Thursday, April 18, 2013

Warren Buffett as a Crony Gold Hater

Jeff Reeves at Market Watch details the sad comments about gold that Warren Buffett has made over the years:

 Warren Buffett, the iconic investor behind Berkshire Hathaway [...] delivered [comments] at Harvard in 1998, [...] something like this:
"(Gold) gets dug out of the ground in Africa, or someplace. Then we melt it down, dig another hole, bury it again and pay people to stand around guarding it. It has no utility. Anyone watching from Mars would be scratching their head.
More recently, in 2009, he echoed these thoughts in a CNBC interview. He was asked, "Where do you think gold will be in five years and should that be a part of value investing?
I have no views as to where it will be, but the one thing I can tell you is it won’t do anything between now and then except look at you. Whereas, you know, Coca-Cola (KO) will be making money, and I think Wells Fargo (WFC) will be making a lot of money, and there will be a lot — and it’s a lot — it’s a lot better to have a goose that keeps laying eggs than a goose that just sits there and eats insurance and storage and a few things like that.

[I]n October 2010, [...] he told Ben Stein:
You could take all the gold that’s ever been mined, and it would fill a cube 67 feet in each direction. For what it’s worth at current gold prices, you could buy — not some — all of the farmland in the United States. Plus, you could buy 10 Exxon Mobils (XOM), plus have $1 trillion of walking-around money. Or you could have a big cube of metal. Which would you take? Which is going to produce more value?
What's the problem with Buffett's thinking? In a highly industrialized society, a very liquid medium of exchange   is necessary. Such a complex society could never survive on barter. Buffett made his billions because there is a medium of exchange. Imagine no medium of exchange. How would Buffett be able to accumulate his positions in Coca-Cola and Exxon Mobil? Without a medium of exchange, he would have to  find owners in Coca-Cola and Exxon-Mobil, who would want some product or service he had. How crazy would that get? Before he was a famous investor, the best service he could probably offer would be as a stand-up comedian with his bad jokes or perhaps he could perform with his ukulele for shares in Coke and Exxon. Without a medium of exchange, that is, cold hard cash, he wouldn't be able to accumulate much stock in anything (assuming there would even be a stock market and corporations under such conditions).
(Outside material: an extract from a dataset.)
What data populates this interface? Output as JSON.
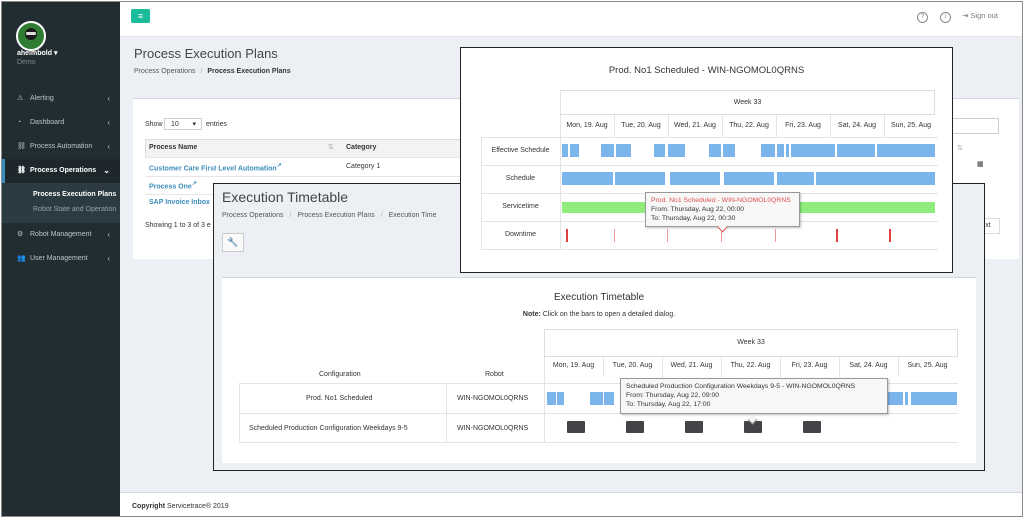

So it is pretty clear that a medium of exchange is necessary to keep an economy going. Now, for the most part, the dollar is currently the medium of exchange in the U.S. (with gold as a back of medium held by the wise) But, what Buffett said about gold, can also be said about dollars:
I have no views as to where it will be, but the one thing I can tell you is it won’t do anything between now and then except look at you.
That's what a medium of exchange does. On some level Buffett must understand there is value in these things that "look at you." After all, Buffett owns a big chunk of Wells Fargo stock. The banks spends a lot of time stacking and moving around the medium of exchange.

So when he attacks gold on the grounds it is "only" a medium of exchange, don't be too impressed. Smart guy that he is, he still, apparently, doesn't get the need for a medium of exchange for any society beyond that operates at more than a mere subsistence level.  Buffett to on a theoretical level diss the concept of a medium of exchange but  has special hatred for gold:
(Gold) gets dug out of the ground in Africa, or someplace. Then we melt it down, dig another hole, bury it again and pay people to stand around guarding it. It has no utility.
Buffett again misses the utility value of a medium of exchange. He is simply wrong when he says gold has no utility. But, as important as the above comment is, as a display of Buffetts' lack of understanding of utility  of a medium of exchange, the comment also misses why gold is a much better medium of exchange than paper dollars. Buffett sneers at the fact that you have to dig gold out of the ground, but this is an important limit as to how much new supply of gold that can enter into an economy. The government can't create gold at will to bail out its crony friends. On the other hand, paper dollars can be printed up at will.

Thus, with gold as the primary medium of exchange you would have never been able to have Buffett buy into Goldman Sachs, as a crony, just days before the Treasury announced that it would pump billions into GS. Billions that were simply printed up by the Fed.

So maybe Buffett really does get it and just knows that without paper money, his crony operations would never take place.

Bottom line: Never trust the views of a man on gold, when he sneers at gold and is at the same time cutting crony deals with paper money.

1 comment:

  1. he doesnt want a medium of exchange, he wants an instrument or a tool, something of use to him and screw anybody else.